Sun-drenched “infinity pools” in the middle of Snake Falls
We were exhausted after three intense days of paddling so we took a day off and poked around Lake Russell and explored Chatterton Falls from the bottom, fishing and relaxing.
Leave time to fish and enjoy the sun.
The next day we enjoyed an 18km paddle without transport to a historic site on a huge sandy point along the south shore of Sturgeon Lake.
This location has been used by First Nations for thousands of years and for many years was the site of a fur trading camp.
Then we began to move north, but since we had made better weather than expected, we were going to finish a day early or we would have several very short days. So, we added a parallel excursion to Lake Oriana.
Spectacular sunset on Lake Oriana
Unfortunately, the lack of rain that had contributed to the fires in the park also meant that water was at record lows. Consequently, some of the rivers that were supposed to be rowable were nothing more than a shallow trickle in a muddy bed.
Historically low water levels made transportation difficult and some parts of the rivers became unnavigable.
We had to line our canoe upstream, wading through reeds and cutting grass, sometimes for a kilometer, just to reach the begin of a portage, and found that we had to portage long stretches of a river on which paddling should have been possible. Ask Park staff about water levels when planning your route!
Add in an unfortunate slip on the rocks and a nasty cut that required first aid (nothing says “anniversary trip” like coming home in blood-soaked clothes and stitches from Atikokan General Hospital!), and it ended up taking us almost five hours. to do the last two kilometers of the day’s route.
Some of the less used transports were quite overgrown.

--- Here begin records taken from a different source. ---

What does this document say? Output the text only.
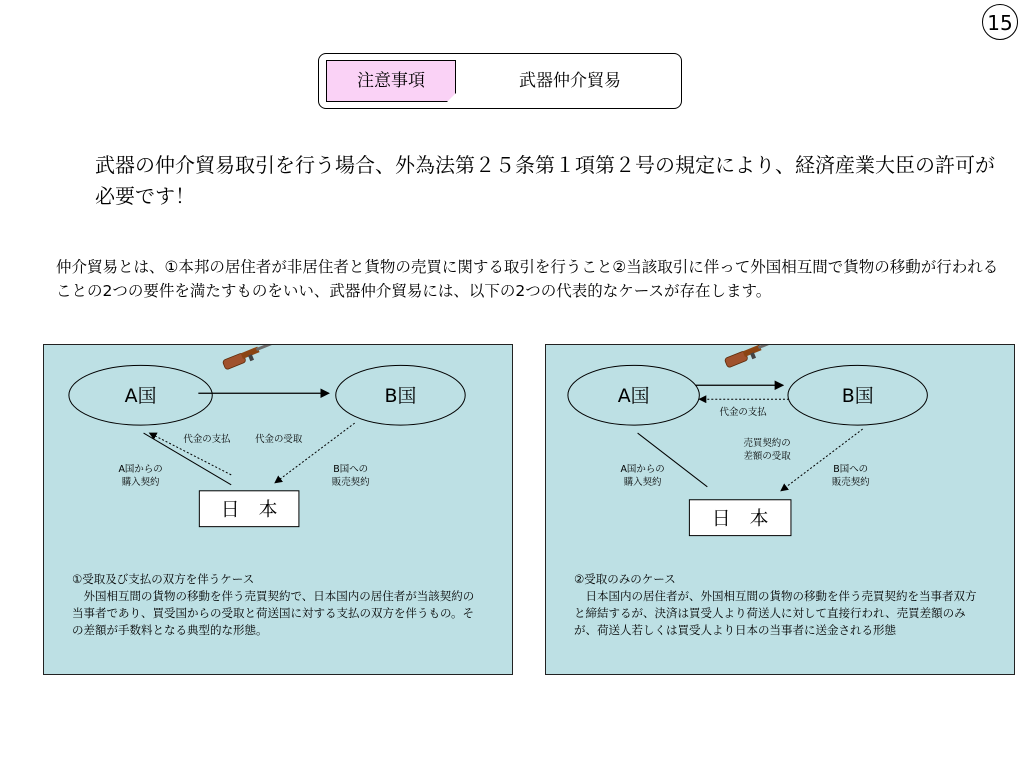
15
注意事項	武器仲介貿易

武器の仲介貿易取引を行う場合、外為法第２５条第１項第２号の規定により、経済産業大臣の許可が必要です！

仲介貿易とは、①本邦の居住者が非居住者と貨物の売買に関する取引を行うこと②当該取引に伴って外国相互間で貨物の移動が行われることの2つの要件を満たすものをいい、武器仲介貿易には、以下の2つの代表的なケースが存在します。

A国	B国
代金の支払	代金の受取
A国からの
購入契約
B国への
販売契約
日　本
①受取及び支払の双方を伴うケース
外国相互間の貨物の移動を伴う売買契約で、日本国内の居住者が当該契約の当事者であり、買受国からの受取と荷送国に対する支払の双方を伴うもの。その差額が手数料となる典型的な形態。
A国	B国
代金の支払
売買契約の
差額の受取
A国からの
購入契約
B国への
販売契約
日　本
②受取のみのケース
日本国内の居住者が、外国相互間の貨物の移動を伴う売買契約を当事者双方と締結するが、決済は買受人より荷送人に対して直接行われ、売買差額のみが、荷送人若しくは買受人より日本の当事者に送金される形態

But that day did serve to underscore the importance of carrying an emergency satellite communication device (like a Garmin InReach or SPOT) on a trip like this, because if our injury had been more serious (for example, a broken bone) with us getting stuck halfway In such difficult transportation, perhaps we would have had to press the SOS button. In Quetico, you really are in the middle of nature, so carrying an emergency device is common sense.
The next morning we enjoyed an uneventful paddle and completed what turned out to be a 167km trip.
According to our plan, we took it slower on the way home. We did the 23km “Top of the Giant” hike in Sleeping Giant Provincial Park and were rewarded with spectacular panoramic views.
We passed sunset-drenched cliffs and islands along the northern shore of Lake Superior. We strolled along the empty, windswept beaches of Neys Provincial Park.
When planning your trip, keep the following in mind:
- the distance to Quetico is actually manageable, especially compared to heading south or abroad
- The trip can be very relaxed and will definitely be much more enjoyable than any other method of travel.
- The park staff are very helpful and will give you lots of advice on routes and conditions.
- bring a satellite communication device
- Dive as deep into the park as you can safely and revel in complete solitude in a world-class natural park.
Another beautiful sunset
We are looking forward to returning as we feel our nine days of paddling barely scratched the surface of this magnificent park.